29 marzo 2011. Nonostante le dure critiche e le innumerevoli prese di posizione da parte delle Nazioni Unite e di importanti organizzazioni internazionali, le autorità cinesi della provincia del Qinghai – l’antica provincia tibetana dell’Amdo – continuano a portare avanti il processo di trasferimento e urbanizzazione dei nomadi tibetani.
Il 27 marzo, il Vicegovernatore della Provincia, Den Bengtai, ha reso noto che nell’anno in corso saranno costruite 25.000 nuove abitazioni. Nel riportare la notizia, l’agenzia di stato Xinhua ha precisato che il governo provinciale spenderà quasi sei miliardi di yuan (quasi 923 milioni di dollari americani) per l’attuazione del progetto quinquennale che, iniziato nel 2009, prevede il trasferimento di 134.000 famiglie nomadi in “abitazioni sicure e confortevoli”. Den Bengtai ha detto che 46.000 alloggi sono già stati completati e che altri 4.000 sono attualmente in fase di costruzione.
Le autorità cinesi, contro ogni evidenza, hanno ripetutamente affermato che il trasferimento dei nomadi è attuato allo scopo di migliorare le loro condizioni di vita e di preservare l’integrità e la fertilità dei pascoli.
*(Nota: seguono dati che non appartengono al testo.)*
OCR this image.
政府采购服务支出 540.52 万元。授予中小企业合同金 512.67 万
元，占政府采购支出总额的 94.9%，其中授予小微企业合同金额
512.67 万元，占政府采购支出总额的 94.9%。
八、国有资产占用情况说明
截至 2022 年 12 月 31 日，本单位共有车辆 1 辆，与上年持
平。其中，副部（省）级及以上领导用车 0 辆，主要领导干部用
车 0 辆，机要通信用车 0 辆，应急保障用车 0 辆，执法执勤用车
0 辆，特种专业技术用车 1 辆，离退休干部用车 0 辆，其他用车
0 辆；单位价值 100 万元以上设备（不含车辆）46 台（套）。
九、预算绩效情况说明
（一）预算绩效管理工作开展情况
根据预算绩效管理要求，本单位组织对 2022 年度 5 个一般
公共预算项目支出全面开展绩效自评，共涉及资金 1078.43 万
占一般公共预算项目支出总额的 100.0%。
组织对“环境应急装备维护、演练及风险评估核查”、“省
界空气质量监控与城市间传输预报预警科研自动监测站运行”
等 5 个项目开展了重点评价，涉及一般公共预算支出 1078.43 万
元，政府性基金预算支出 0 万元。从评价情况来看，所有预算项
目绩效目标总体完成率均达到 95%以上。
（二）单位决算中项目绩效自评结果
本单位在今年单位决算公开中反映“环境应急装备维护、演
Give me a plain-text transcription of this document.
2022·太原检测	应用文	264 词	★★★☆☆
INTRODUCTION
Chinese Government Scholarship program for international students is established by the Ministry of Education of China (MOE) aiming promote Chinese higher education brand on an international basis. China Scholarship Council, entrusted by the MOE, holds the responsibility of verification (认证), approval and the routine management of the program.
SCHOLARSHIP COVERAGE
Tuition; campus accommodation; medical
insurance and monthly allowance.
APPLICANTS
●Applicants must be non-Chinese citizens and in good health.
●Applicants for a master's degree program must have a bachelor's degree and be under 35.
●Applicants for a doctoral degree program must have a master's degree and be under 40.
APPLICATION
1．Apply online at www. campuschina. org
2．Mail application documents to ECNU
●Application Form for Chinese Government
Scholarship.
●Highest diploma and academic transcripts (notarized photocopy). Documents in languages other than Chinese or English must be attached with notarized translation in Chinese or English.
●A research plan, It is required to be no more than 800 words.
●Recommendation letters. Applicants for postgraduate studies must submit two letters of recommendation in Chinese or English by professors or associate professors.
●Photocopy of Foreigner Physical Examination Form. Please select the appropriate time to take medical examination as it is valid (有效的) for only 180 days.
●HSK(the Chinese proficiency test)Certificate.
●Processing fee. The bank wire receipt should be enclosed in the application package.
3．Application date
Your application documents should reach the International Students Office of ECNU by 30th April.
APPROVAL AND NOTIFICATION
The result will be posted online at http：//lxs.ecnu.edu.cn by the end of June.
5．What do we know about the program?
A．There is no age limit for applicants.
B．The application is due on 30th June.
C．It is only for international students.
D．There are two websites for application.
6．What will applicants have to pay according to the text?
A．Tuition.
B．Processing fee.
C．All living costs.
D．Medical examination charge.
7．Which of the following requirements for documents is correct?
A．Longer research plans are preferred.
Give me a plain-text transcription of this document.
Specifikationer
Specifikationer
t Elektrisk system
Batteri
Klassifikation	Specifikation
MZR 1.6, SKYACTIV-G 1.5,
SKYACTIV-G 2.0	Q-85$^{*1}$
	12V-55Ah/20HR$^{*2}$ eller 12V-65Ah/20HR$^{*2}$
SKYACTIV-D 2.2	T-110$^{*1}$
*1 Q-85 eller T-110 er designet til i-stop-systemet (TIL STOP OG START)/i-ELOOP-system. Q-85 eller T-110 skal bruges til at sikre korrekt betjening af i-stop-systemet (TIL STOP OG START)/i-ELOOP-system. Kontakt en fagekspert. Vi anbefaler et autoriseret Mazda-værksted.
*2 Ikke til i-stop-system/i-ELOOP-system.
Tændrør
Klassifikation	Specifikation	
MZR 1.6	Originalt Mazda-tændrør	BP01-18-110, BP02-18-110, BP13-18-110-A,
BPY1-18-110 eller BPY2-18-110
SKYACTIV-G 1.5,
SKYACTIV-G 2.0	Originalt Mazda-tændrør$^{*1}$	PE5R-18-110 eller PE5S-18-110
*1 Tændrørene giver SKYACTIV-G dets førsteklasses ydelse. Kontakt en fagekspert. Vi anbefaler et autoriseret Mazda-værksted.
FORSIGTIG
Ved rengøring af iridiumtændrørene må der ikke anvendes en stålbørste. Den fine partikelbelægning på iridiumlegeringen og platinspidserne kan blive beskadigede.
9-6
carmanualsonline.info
In realtà, i nomadi, ghettizzati alla periferia di piccole città o lungo alcune arterie di comunicazione, non hanno lavoro e mezzi di sussistenza. Molti si danno al bere o al gioco d’azzardo e la loro condizione è decisamente peggiorata.
In questo avvilente contesto, le autorità della Regione Autonoma Tibetana hanno festeggiato, il 28 marzo, la giornata di commemorazione dell’emancipazione di un milione di servi della gleba tibetani, festività istituita nel 2009. Gli abitanti di tutte le etnie in Tibet hanno contemporaneamente tenuto la cerimonia d’alzabandiera. Il segretario del comitato municipale del Partito Comunista Cinese di Lhasa, Qin Yizhi, ha spiegato che mezzo secolo fa la riforma democratica ha eliminato il sistema feudale dei servi della gleba più buio, crudele e arretrato, scrivendo una pagina luminosa nella storia mondiale dei diritti umani.